What have the new studies have found?
The international team first refined the properties of the star at the centre of the system, and secondly improved the measurements of the planets’ radii. A third study offers better estimates than ever for the planets’ masses, while in the fourth study the team performed reconnaissance observations of the planets’ atmospheres.
A team of scientists lead by Simon Grimm at the University of Bern, Switzerland, have applied complex computer modelling methods to all the available data. They then used the data to determine the planets’ densities. The measurements of the densities, when combined with models of the planets’ compositions, strongly suggest that the seven TRAPPIST-1 planets are not barren rocky worlds.

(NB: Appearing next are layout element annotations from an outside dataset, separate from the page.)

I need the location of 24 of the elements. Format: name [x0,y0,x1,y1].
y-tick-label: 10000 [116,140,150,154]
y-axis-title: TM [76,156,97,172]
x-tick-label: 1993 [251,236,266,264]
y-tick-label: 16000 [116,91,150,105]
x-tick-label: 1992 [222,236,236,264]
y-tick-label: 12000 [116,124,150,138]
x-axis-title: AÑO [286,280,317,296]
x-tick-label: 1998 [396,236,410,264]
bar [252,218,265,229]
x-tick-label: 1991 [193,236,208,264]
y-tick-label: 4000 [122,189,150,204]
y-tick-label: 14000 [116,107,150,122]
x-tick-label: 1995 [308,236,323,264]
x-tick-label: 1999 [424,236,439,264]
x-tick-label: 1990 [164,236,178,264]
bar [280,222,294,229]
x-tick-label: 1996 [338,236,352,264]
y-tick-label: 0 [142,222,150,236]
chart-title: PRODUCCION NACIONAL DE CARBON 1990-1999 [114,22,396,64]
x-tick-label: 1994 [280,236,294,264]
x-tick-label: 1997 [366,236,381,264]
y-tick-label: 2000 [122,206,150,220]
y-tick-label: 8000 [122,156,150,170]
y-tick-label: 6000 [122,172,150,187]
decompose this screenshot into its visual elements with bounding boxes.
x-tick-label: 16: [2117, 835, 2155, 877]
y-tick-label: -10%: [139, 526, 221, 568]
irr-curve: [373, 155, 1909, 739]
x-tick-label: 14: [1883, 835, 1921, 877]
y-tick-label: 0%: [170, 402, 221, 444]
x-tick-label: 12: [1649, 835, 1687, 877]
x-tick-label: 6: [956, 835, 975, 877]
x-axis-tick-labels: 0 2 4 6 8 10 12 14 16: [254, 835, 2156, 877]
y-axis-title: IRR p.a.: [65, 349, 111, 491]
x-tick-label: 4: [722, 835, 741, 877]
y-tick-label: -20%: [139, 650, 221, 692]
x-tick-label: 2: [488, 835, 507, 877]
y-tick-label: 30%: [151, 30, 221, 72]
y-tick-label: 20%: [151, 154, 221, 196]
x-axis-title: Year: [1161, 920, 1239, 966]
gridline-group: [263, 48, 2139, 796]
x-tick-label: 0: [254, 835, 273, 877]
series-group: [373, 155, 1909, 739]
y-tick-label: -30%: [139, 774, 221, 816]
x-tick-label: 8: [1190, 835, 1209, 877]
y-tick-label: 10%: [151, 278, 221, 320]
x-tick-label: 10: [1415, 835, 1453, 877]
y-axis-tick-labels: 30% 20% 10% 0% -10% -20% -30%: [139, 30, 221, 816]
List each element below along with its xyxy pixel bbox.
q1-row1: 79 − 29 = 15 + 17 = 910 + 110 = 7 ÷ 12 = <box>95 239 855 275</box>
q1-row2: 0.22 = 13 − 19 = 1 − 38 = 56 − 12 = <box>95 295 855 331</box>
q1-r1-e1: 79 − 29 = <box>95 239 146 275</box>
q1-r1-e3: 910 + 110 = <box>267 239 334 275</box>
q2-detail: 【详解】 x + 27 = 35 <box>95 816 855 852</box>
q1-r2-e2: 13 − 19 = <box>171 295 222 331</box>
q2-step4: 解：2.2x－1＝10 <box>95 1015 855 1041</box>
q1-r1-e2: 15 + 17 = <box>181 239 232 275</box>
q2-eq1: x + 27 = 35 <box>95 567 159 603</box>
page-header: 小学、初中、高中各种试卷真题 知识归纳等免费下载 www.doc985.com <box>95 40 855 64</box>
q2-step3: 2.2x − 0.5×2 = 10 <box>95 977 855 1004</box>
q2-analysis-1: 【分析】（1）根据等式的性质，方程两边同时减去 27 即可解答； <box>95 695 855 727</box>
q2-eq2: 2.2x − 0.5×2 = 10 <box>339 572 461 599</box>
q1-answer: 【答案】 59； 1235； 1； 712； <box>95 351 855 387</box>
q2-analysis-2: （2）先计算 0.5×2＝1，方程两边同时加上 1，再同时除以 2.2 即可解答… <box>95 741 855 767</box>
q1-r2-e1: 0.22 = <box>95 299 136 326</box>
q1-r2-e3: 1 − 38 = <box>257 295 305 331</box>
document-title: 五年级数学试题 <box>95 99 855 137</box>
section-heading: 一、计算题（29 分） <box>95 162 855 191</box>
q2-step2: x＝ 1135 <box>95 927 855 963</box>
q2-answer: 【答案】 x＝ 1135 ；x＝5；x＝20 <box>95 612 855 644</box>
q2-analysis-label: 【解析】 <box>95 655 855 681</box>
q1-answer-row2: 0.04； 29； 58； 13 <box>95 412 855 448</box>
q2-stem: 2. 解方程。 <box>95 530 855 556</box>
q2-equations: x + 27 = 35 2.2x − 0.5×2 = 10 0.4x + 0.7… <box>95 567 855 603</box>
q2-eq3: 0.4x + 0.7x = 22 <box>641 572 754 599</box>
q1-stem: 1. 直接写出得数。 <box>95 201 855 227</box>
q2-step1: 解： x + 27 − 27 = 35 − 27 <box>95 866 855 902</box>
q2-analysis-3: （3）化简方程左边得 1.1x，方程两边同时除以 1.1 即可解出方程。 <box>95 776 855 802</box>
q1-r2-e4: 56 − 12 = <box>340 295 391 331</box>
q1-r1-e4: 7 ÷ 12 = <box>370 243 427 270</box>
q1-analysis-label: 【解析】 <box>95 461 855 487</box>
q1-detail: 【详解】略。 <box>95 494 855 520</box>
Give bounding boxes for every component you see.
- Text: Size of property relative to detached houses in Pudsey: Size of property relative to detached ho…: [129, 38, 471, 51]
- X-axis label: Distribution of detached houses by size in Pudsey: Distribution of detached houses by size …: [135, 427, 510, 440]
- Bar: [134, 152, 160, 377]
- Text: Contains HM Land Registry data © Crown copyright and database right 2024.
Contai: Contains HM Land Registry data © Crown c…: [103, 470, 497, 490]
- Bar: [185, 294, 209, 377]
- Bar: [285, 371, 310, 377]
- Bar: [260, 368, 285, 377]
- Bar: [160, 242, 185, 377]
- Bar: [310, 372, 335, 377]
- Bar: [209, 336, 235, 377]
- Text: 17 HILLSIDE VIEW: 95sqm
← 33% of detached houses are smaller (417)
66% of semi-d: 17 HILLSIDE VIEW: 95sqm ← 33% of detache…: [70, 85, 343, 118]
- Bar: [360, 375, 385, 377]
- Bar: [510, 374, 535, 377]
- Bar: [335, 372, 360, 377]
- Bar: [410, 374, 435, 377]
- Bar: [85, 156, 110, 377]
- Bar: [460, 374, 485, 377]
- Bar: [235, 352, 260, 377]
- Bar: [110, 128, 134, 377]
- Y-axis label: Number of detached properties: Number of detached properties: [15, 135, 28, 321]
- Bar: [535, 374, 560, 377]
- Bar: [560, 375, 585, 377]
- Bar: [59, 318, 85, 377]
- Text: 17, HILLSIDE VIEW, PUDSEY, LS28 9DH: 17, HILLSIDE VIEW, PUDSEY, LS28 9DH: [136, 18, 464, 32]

The four international studies were produced in collaboration with the University of Birmingham, UK. The team found that five of the planets appear devoid of an atmosphere made of hydrogen and helium, like for Neptune or Uranus. This new information reinforces the notion that the seven planets of TRAPPIST-1 are similar to the rocky worlds of our Solar System in many ways.
The next step in exploring TRAPPIST-1 will be NASA’s James Webb Space Telescope, the successor to the Hubble telescope, which will be able to delve into the question of whether these planets have atmospheres and, if so, what those atmospheres are like and whether they allow adequate surface conditions to permit liquid water.